According to the report, the sequence of events leading up to the shooting began at 11:53 a.m., when a car bomb exploded 25 yards outside of the Izdihar financial compound, just over a mile northwest of the Green Zone. One principal was inside, accompanied by a Blackwater personal security detail identified as Team 4. A Blackwater team normally consists of three or four armored vehicles manned by multiple security contractors armed with assault rifles and pistols.
A Blackwater tactical support team, identified as TST 22, drove to the location to help Team 4 extract the principal. The two teams escorted the official back to the Green Zone "without incident," according to the report. "It is unknown who was the target of the" car bomb.
According to the report, a third Blackwater team, identified as TST 23, was dispatched from the Green Zone to assist after the car bomb detonated. Upon arriving at Nisoor Square, in Baghdad's affluent Mansour neighborhood, the report said, TST 23 was "engaged with small arms fire" from "multiple nearby locations."
The report said TST 23 returned fire and tried to drive out of the ambush site. However, one of the company's tactical armored vehicles, a BearCat, became disabled during the shooting. In the middle of the firefight, according to the report, the other tactical support team, TST 22, was ordered back out of the Green Zone to assist TST 23 in Nisoor Square, identified in the document as Gray 87.
Before TST 22 could arrive, according to the report, TST 23 had towed the BearCat and returned to the Green Zone. TST 22 found itself alone in the congested traffic circle and confronted by an Iraqi quick-reaction force. "Over the next several minutes, additional Iraqi Army and Iraqi Police units arrived and began to encircle TST 22 with vehicles," according to the report. "The Iraqis had large caliber machine guns pointed at TST 22."

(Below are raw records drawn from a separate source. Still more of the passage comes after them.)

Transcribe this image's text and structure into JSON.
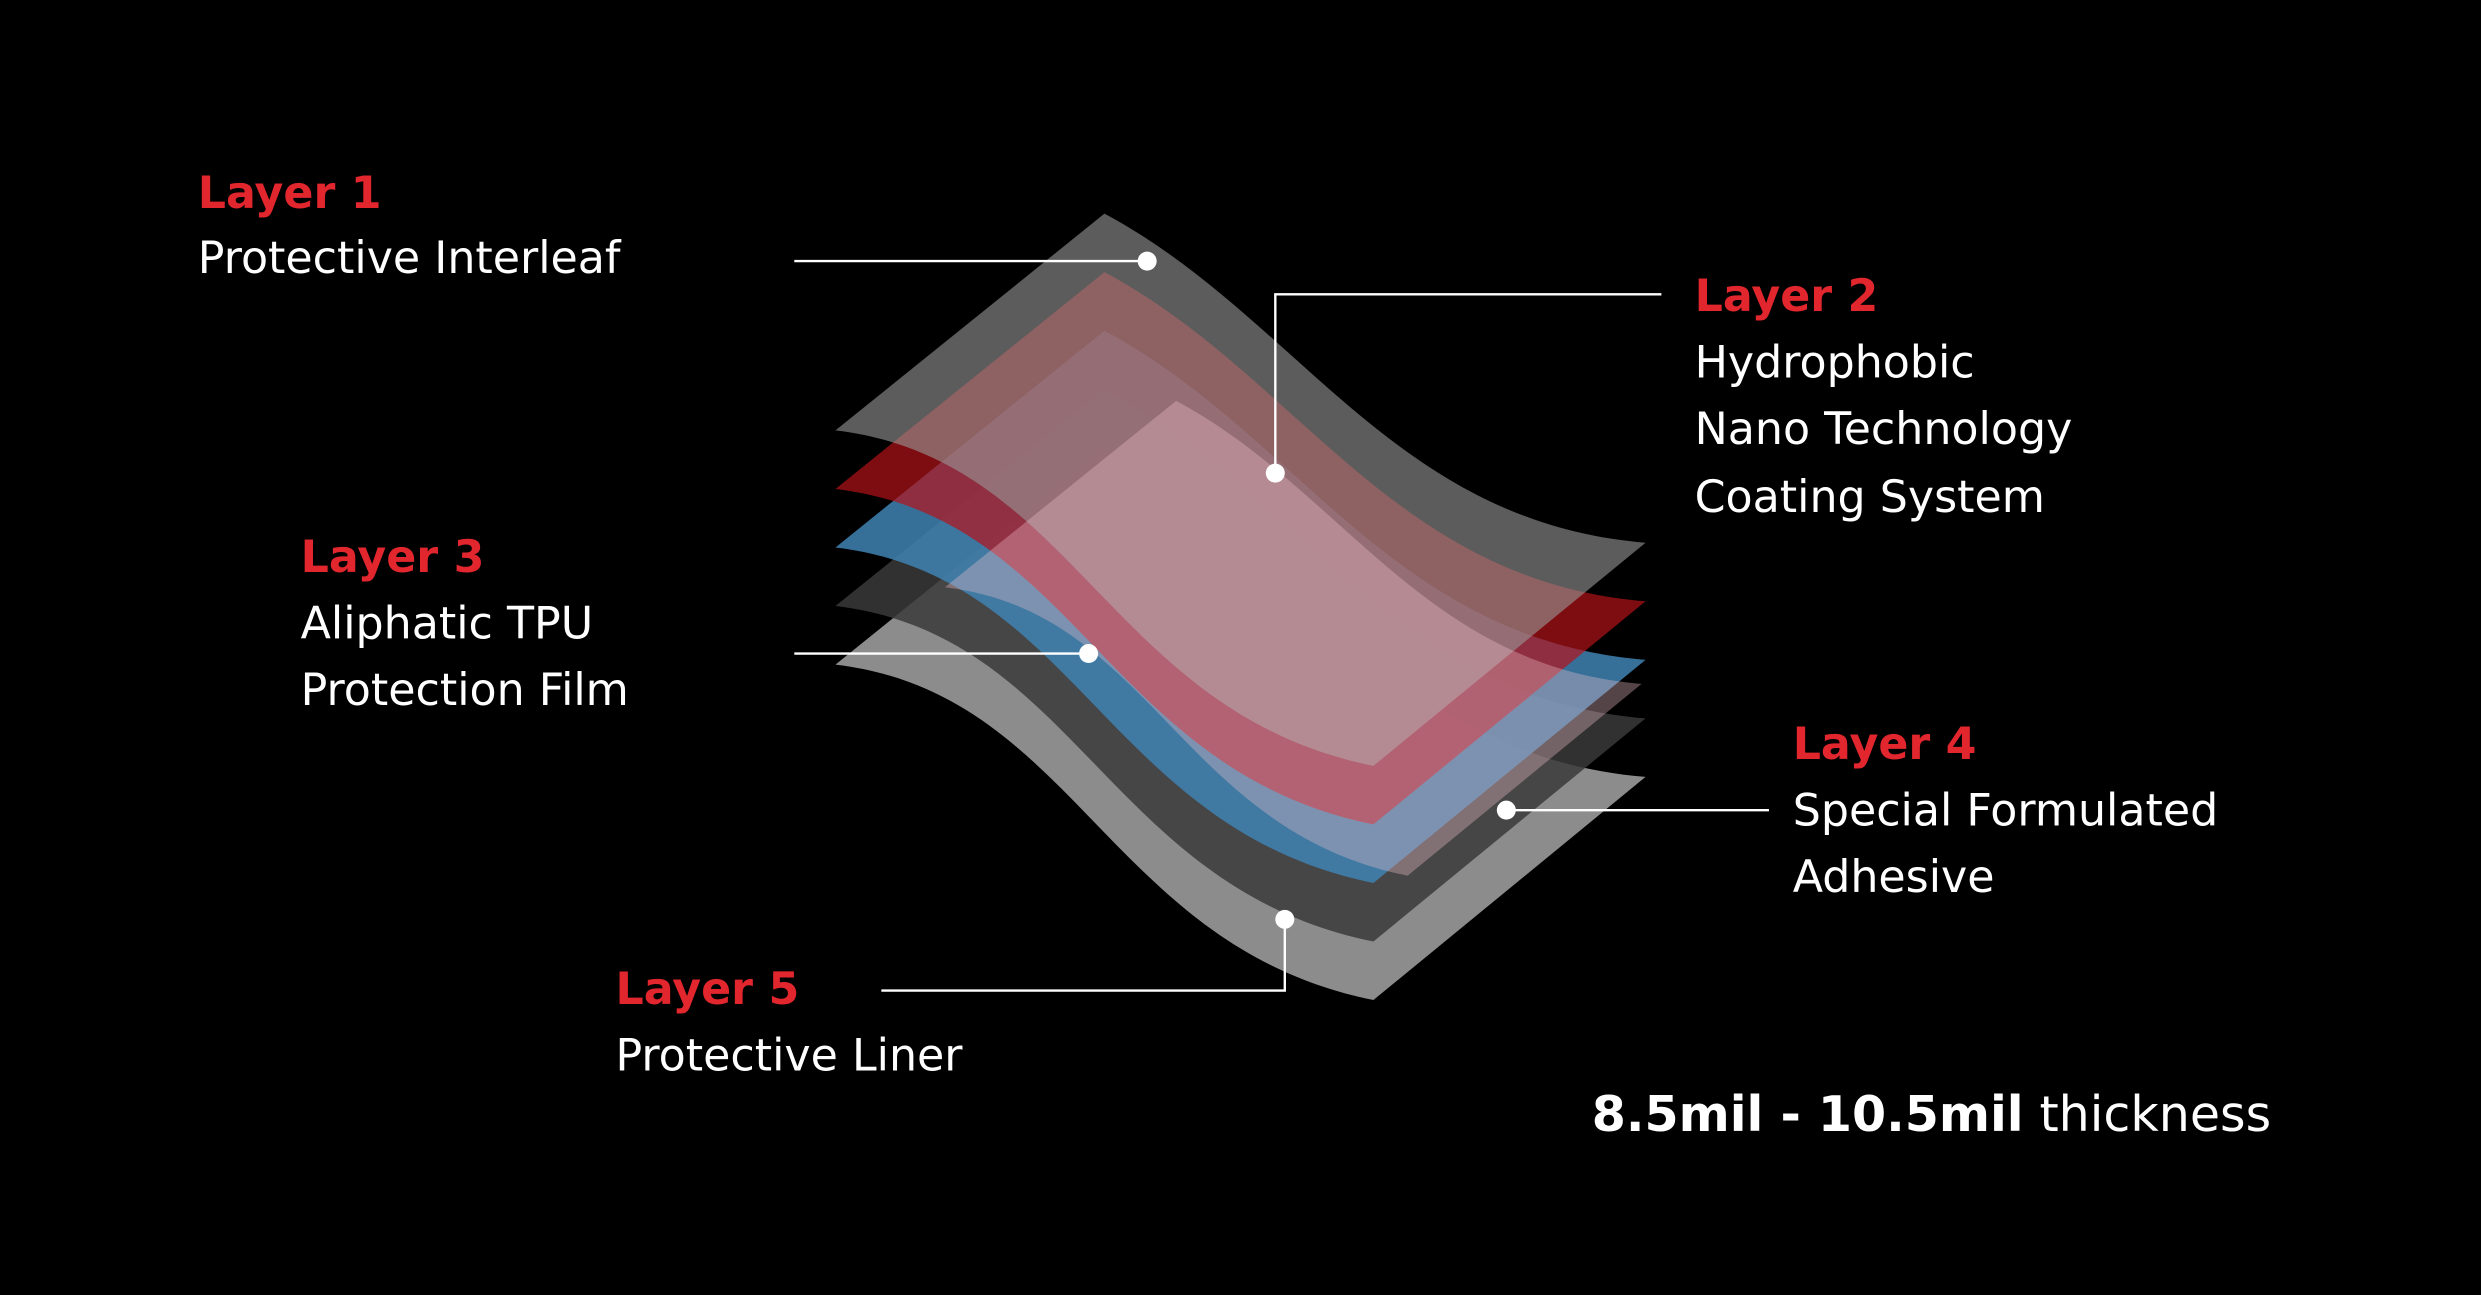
{
  "layers": [
    {
      "label": "Layer 1",
      "description": [
        "Protective Interleaf"
      ]
    },
    {
      "label": "Layer 2",
      "description": [
        "Hydrophobic",
        "Nano Technology",
        "Coating System"
      ]
    },
    {
      "label": "Layer 3",
      "description": [
        "Aliphatic TPU",
        "Protection Film"
      ]
    },
    {
      "label": "Layer 4",
      "description": [
        "Special Formulated",
        "Adhesive"
      ]
    },
    {
      "label": "Layer 5",
      "description": [
        "Protective Liner"
      ]
    }
  ],
  "thickness": {
    "range": "8.5mil - 10.5mil",
    "unit": "thickness"
  }
}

The Blackwater team contacted the tactical operations center for the U.S. Embassy's regional security office, which oversees private security movements, according to the report. The report said the embassy's regional security office deployed the embassy's air assets, believed to be Blackwater's armed "Little Bird" helicopters, for "route reconnaissance and additional coverage."

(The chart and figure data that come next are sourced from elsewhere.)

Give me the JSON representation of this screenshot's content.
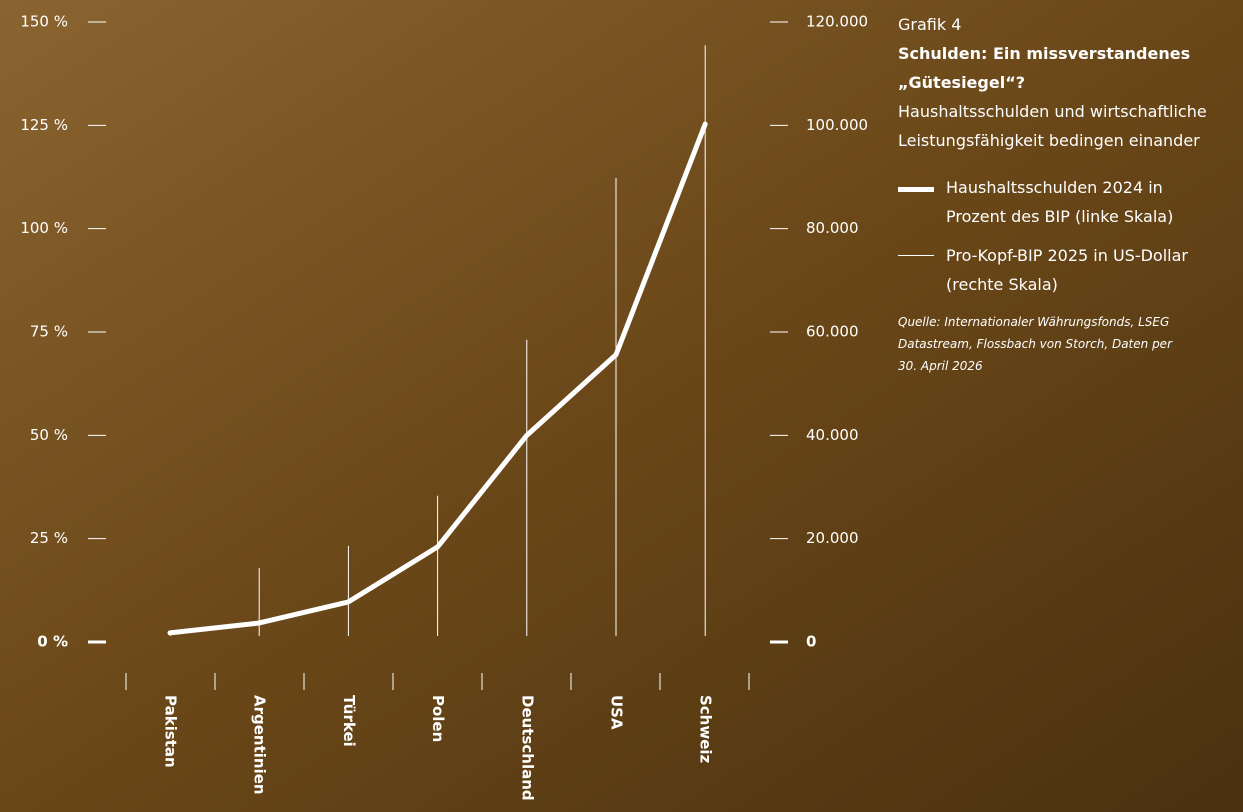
{
  "chart_data": {
    "type": "line",
    "label": "Grafik 4",
    "title": "Schulden: Ein missverstandenes „Gütesiegel“?",
    "subtitle": "Haushaltsschulden und wirtschaftliche Leistungsfähigkeit bedingen einander",
    "source": "Quelle: Internationaler Währungsfonds, LSEG Datastream, Flossbach von Storch, Daten per 30. April 2026",
    "categories": [
      "Pakistan",
      "Argentinien",
      "Türkei",
      "Polen",
      "Deutschland",
      "USA",
      "Schweiz"
    ],
    "series": [
      {
        "name": "Haushaltsschulden 2024 in Prozent des BIP (linke Skala)",
        "color": "#ffffff",
        "values": [
          2.2,
          4.6,
          9.7,
          23,
          50,
          69.5,
          125.3
        ]
      },
      {
        "name": "Pro-Kopf-BIP 2025 in US-Dollar (rechte Skala)",
        "color": "#ffffff",
        "axis": "y2",
        "values": [
          1500,
          14300,
          18600,
          28300,
          58500,
          89800,
          115500
        ]
      }
    ],
    "ylim": [
      0,
      150
    ],
    "yticks": [
      {
        "value": 0,
        "label": "0 %"
      },
      {
        "value": 25,
        "label": "25 %"
      },
      {
        "value": 50,
        "label": "50 %"
      },
      {
        "value": 75,
        "label": "75 %"
      },
      {
        "value": 100,
        "label": "100 %"
      },
      {
        "value": 125,
        "label": "125 %"
      },
      {
        "value": 150,
        "label": "150 %"
      }
    ],
    "y2lim": [
      0,
      120000
    ],
    "y2ticks": [
      0,
      {
        "value": 20000,
        "label": "20.000"
      },
      {
        "value": 40000,
        "label": "40.000"
      },
      {
        "value": 60000,
        "label": "60.000"
      },
      {
        "value": 80000,
        "label": "80.000"
      },
      {
        "value": 100000,
        "label": "100.000"
      },
      {
        "value": 120000,
        "label": "120.000"
      }
    ]
  }
}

"The U.S. Army QRF" -- quick-reaction force -- "arrived on scene at 12:39 hours and mediated the situation," the report said. "They escorted TST 22 out of the area and successfully back to the [Green Zone] without further incident."
Some U.S. officials have questioned why the Blackwater team decided to evacuate the principal and return to the Green Zone, rather than remaining inside the compound. "It doesn't make sense," said one U.S. official. "Why would they go back out there when they were already safe?"
The report said Blackwater's armored vehicles incurred superficial damage from small-arms fire. Although the report made no mention of civilian casualties, the document added, "The nature of the Bearcat malfunction is under investigation."